One of the things they tell teachers is that one should not use sarcasm in the classroom. Anyone who has read a few of my blog posts knows that if I took one of those moronic Facebook quizzes that ask “How sarcastic are you?” I would fall somewhere between “80 and 97 percent sarcastic”. On a good day. That’s right, I embrace sarcasm as a trusty lifeskill, and I am proud to share that skill with my beloved students. Without sarcasm, most teachers would be found collapsed in a pool of their own tears by the end of any given day.
Case in point: one teacher was attempting to teach a math lesson on a recent Friday afternoon. She was holding the promise of the weekly prize drawing over the students, in the hopes that this might inspire some
shut up reduced volume in the room. One student in particular was yukking it up as if the expanded form of 768 was as entertaining as an episode of Sponge Bob. Also, she was repeatedly sticking her ample booty above the desk. As a holder of an advanced degree, I can categorically assure you that sticking your ass in the air is not conducive to learning, at least not in math. Look it up. In my archives.

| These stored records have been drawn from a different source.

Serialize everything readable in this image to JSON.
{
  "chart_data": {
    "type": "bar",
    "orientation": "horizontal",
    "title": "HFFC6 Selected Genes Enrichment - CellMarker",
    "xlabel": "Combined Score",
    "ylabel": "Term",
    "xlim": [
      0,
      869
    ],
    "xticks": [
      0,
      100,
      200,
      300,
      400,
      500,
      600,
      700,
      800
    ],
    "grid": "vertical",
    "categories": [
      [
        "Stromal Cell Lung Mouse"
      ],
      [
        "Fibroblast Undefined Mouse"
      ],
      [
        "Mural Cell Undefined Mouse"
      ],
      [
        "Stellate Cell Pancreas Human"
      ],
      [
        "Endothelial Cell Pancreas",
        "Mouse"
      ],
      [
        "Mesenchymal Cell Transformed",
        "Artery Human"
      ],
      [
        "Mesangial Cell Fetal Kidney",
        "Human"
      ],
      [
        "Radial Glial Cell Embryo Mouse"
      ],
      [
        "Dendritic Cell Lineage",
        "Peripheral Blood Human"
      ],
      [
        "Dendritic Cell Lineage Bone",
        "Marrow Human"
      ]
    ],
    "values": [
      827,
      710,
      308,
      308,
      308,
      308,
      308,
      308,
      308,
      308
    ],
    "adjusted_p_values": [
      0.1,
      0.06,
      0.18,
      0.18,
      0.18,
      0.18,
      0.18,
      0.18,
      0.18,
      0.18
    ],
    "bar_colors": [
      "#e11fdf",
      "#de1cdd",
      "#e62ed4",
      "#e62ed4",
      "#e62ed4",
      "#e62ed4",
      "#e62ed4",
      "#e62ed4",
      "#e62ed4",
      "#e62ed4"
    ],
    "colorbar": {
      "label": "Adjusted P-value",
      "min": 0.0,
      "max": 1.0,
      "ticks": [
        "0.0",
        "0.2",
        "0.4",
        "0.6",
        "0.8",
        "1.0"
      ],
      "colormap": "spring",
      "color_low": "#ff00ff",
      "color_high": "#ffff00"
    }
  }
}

The aforementioned excellent teacher made a suggestion to the class: “You can thank Ms. Zippity Doo Dah for the fact that we won’t have time for our prize drawing.”
To this, of course, several students complied, saying, “Thank you, Zippity Doo Dah.” *sigh* Clearly, this teacher had not delivered enough instruction in sarcasm. . .
But then, from out of the clear blue sky, another student, in a raspy and disgusted voice, like that of a 40-year-old smoker, yelled out, “You’re not supposed to say ‘THANK YOU!'”
“You’re supposed to just SIT THERE!”
The teacher swelled with pride. Until the day got even better. The student continued, confirming that the teaching of the higher understanding of the sarcastic remark had been successful after all.
“. . .and FEEL ASHAMED!”
Teachers really do make a difference, after all.